On our second day, we woke up to a pleasant mix of sun and cloud, perfect to hike to a place with a pretty name such as Snowbird Pass. Not wearing our heavy packs also contributed to the pleasantness. We walked through a valley to the other side of Mount Robson and in clear sight of Robson Glacier. Then we travelled up a steep cliff, (thankfully some brave mountaineers installed a fence with a chain railing), until we were on a plateau with a wide-open view. Here we hiked through meadows and along a cheerful bubbling crystal clear creek. There was a rise on one side of us and Mount Robson and Rearguard Mountain (named as it quietly sits at guard behind Mount Robson), overlooked us from behind.
We heard a high-pitched sound, which we soon realized were marmots that greeted us along the way, or were probably threatening us, as other hikers had just seen marmot babies in that spot. Marmot babies! There was also a strange tiny white blob on a cliff wall in the near distance, which when we zoomed in on the photo we took, showed two mountain goats lounging on a rock.
At the end of the plateau, we hiked up a short scree slope to Snowbird Pass which overlooks a large sea of white, the Reef Icefield. From here you can see far-off Rocky Mountains. This is the border to Jasper National Park, and we stood in Alberta for a moment.
Hiking back from Snowbird Pass, facing Mount Robson, along the clear bubbly creek, in the presence of marmots, twenty-two degree sunshine with puffy white clouds casting shadows on the meadow, it was hard to describe the feeling I felt. I was like a deep satisfaction in my gut. I wondered if the appreciation I felt for the idyllic weather and scenery, was somehow the same feeling humans may have had ever since we first walked the planet. I felt a connection to some deep history or past, or to a setting that humans may always have yearned for.
That evening there was another thunderstorm. We made the difficult decision that morning to hike back out a day early to avoid the upcoming forecast of “heavy rain”. At the end of the third consecutive day of hiking twenty kilometres, we glided the last seven kilometres downhill on our bikes along the raging Robson River. Now the online recommendations to bring bikes made sense.

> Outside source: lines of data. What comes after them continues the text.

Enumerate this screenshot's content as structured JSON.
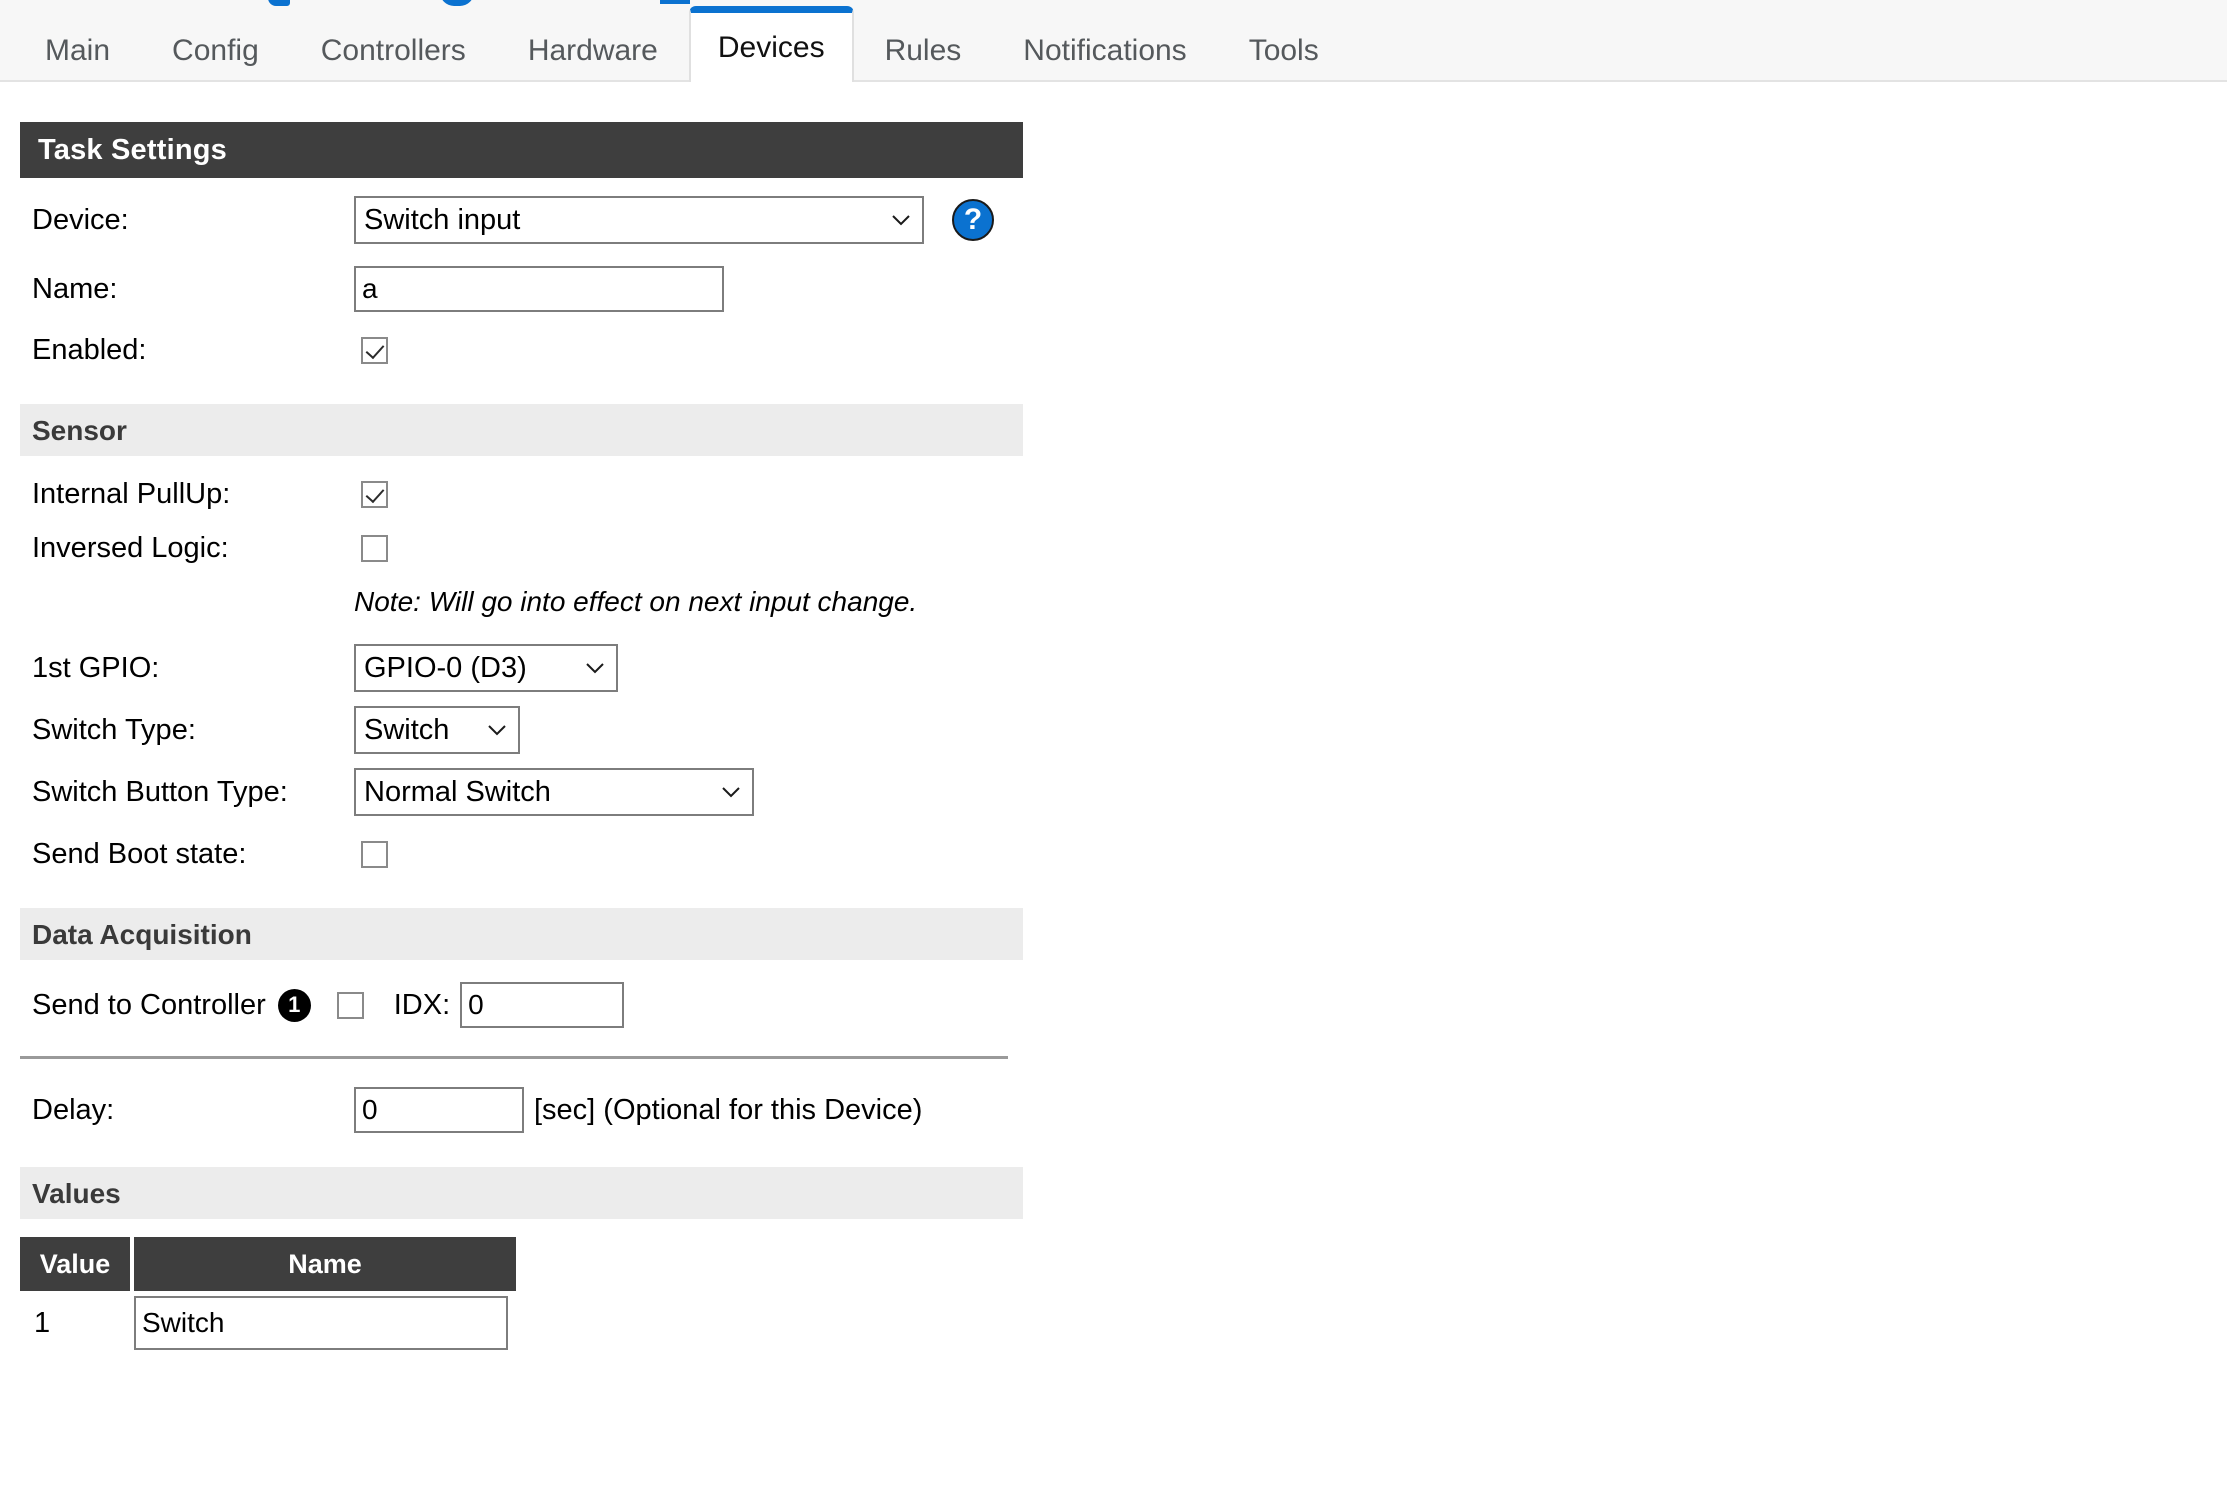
{
  "nav": {
    "tabs": [
      {
        "label": "Main",
        "active": false
      },
      {
        "label": "Config",
        "active": false
      },
      {
        "label": "Controllers",
        "active": false
      },
      {
        "label": "Hardware",
        "active": false
      },
      {
        "label": "Devices",
        "active": true
      },
      {
        "label": "Rules",
        "active": false
      },
      {
        "label": "Notifications",
        "active": false
      },
      {
        "label": "Tools",
        "active": false
      }
    ],
    "active_tab": "Devices",
    "accent_color": "#0b72d0"
  },
  "task_settings": {
    "header": "Task Settings",
    "device": {
      "label": "Device:",
      "value": "Switch input",
      "help_icon": "question-mark-icon"
    },
    "name": {
      "label": "Name:",
      "value": "a"
    },
    "enabled": {
      "label": "Enabled:",
      "checked": true
    }
  },
  "sensor": {
    "header": "Sensor",
    "internal_pullup": {
      "label": "Internal PullUp:",
      "checked": true
    },
    "inversed_logic": {
      "label": "Inversed Logic:",
      "checked": false
    },
    "note": "Note: Will go into effect on next input change.",
    "first_gpio": {
      "label": "1st GPIO:",
      "value": "GPIO-0 (D3)"
    },
    "switch_type": {
      "label": "Switch Type:",
      "value": "Switch"
    },
    "switch_button_type": {
      "label": "Switch Button Type:",
      "value": "Normal Switch"
    },
    "send_boot_state": {
      "label": "Send Boot state:",
      "checked": false
    }
  },
  "data_acquisition": {
    "header": "Data Acquisition",
    "send_to_controller": {
      "label": "Send to Controller",
      "badge": "1",
      "checked": false
    },
    "idx": {
      "label": "IDX:",
      "value": "0"
    },
    "delay": {
      "label": "Delay:",
      "value": "0",
      "unit": "[sec] (Optional for this Device)"
    }
  },
  "values": {
    "header": "Values",
    "columns": [
      "Value",
      "Name"
    ],
    "rows": [
      {
        "value": "1",
        "name": "Switch"
      }
    ]
  }
}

Initially I was concerned that travelling from Vancouver Island would feel too far for a relatively short trip. However, I discovered that three days of non-stop hiking in a powerfully beautiful setting didn’t feel less rewarding than going on a longer trip. My friends and I felt the glow of accomplishment and bonding from experiencing together possibly the most spectacular trail any of us had even seen before.